Armen Reinhart, the World Bank’s chief economist, raised the specter of Long-Term Capital Management (LTCM), a hedge fund that required a massive bailout due to the 1998 Russian default.

“Remember LTCM? That wasn’t necessarily on anyone’s radar screen at the outset of the Russian default in August 1998,” Reinhart told Bloomberg News. “Those things start to surface. Exposures are opaque.”

In addition, the financial pain of the war will particularly hit countries closely linked to Russia and Ukraine through trade ties, including Turkey, the Czech Republic, Hungary and Poland.

The bigger war fallout on the global economy remains Russia’s impact on commodity prices. Moscow is a major exporter of oil, gas, metals and grains — and trade disruptions because of the war and Western sanctions have already sent commodity prices soaring, worsening an already bad bout of global inflation.
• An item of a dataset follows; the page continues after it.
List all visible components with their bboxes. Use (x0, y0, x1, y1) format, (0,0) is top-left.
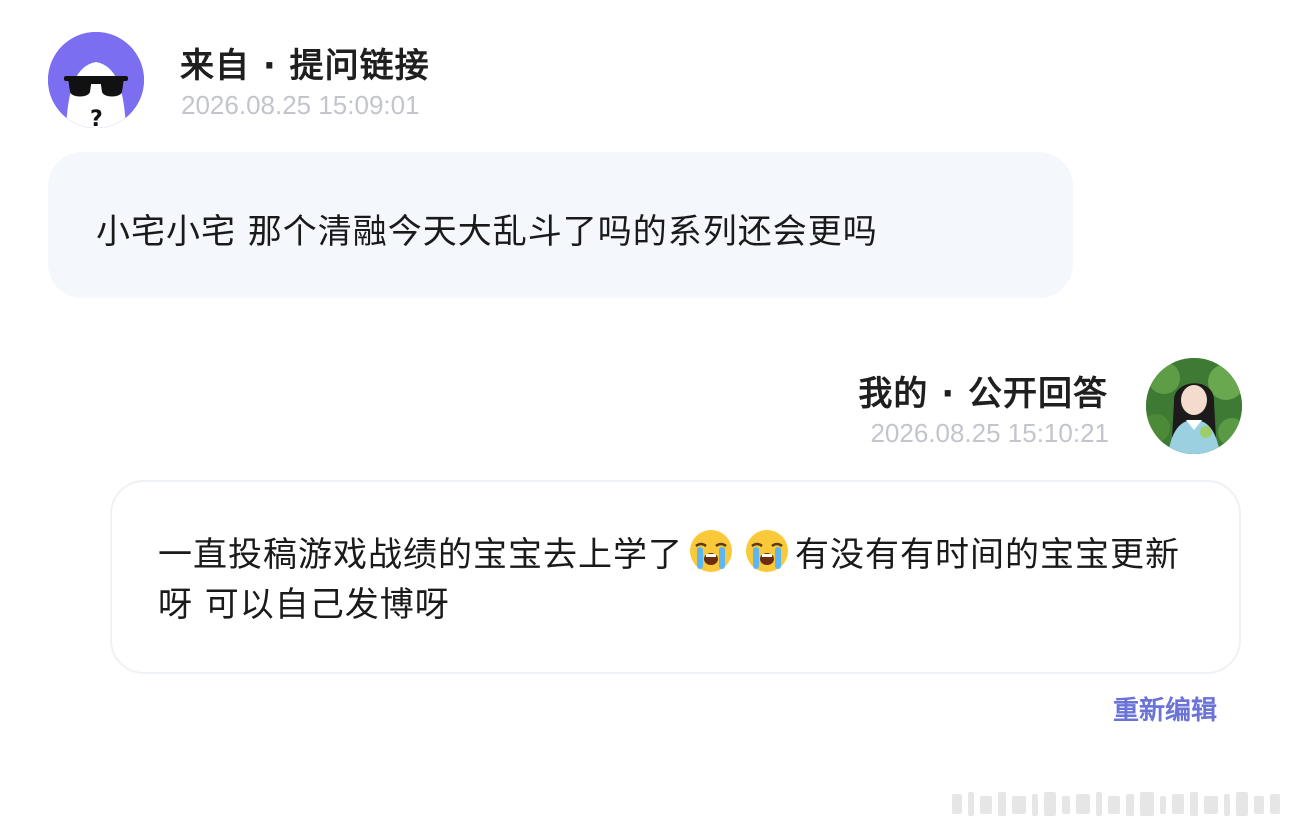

Domestically, Russia is also now likely to face years of financial isolation, as foreign investors avoid it. Its heavily indebted corporations are also confronting new barriers to credit, and fears are mounting over the climbing risks of Russian corporate defaults.

Russian defaults — either by its government, its corporations or both — could have other knock-on effects by accelerating currency fluxes and already climbing borrowing rates in a host of countries, putting pressure on the ability of nations to finance social programs, build infrastructure and pay back their own debts. In 1998, the Russian debt crisis sparked a run on the Brazilian real and soaring interest rates. Even the U.S. dollar took a massive plunge against the Japanese yen following LTCM’s Russia-related losses.

Global monetary policy is largely more stable now than it was then, but borrowing costs globally are already climbing as the Federal Reserve moves to hike interest rates and end what had been a global flow of cheap money. It comes at a time when the pandemic era saw a historic rise in national debt loads, especially for emerging markets, as countries struggled to deal with economic downturns and exploding health-care and social costs. Sri Lanka, for instance, is now mired its worst economic crisis since its 1948 independence, requiring financial lifelines from India and potentially the International Monetary Fund.

Borrowing costs for emerging markets have crept higher since the Russian invasion, especially for countries with high exposure. Nearby Georgia has suffered most. But so has Egypt, which is heavily reliant on Ukrainian and Russian grain exports.

They won’t be the only ones to feel the pain — especially in the event of a full Russian default.

“There are risks … for countries with high external financing needs, particularly in foreign currency,” Ribakova said. “Turkey comes to mind. Anybody with high external financing needs. This is where the contagion is likely to be mostly felt.”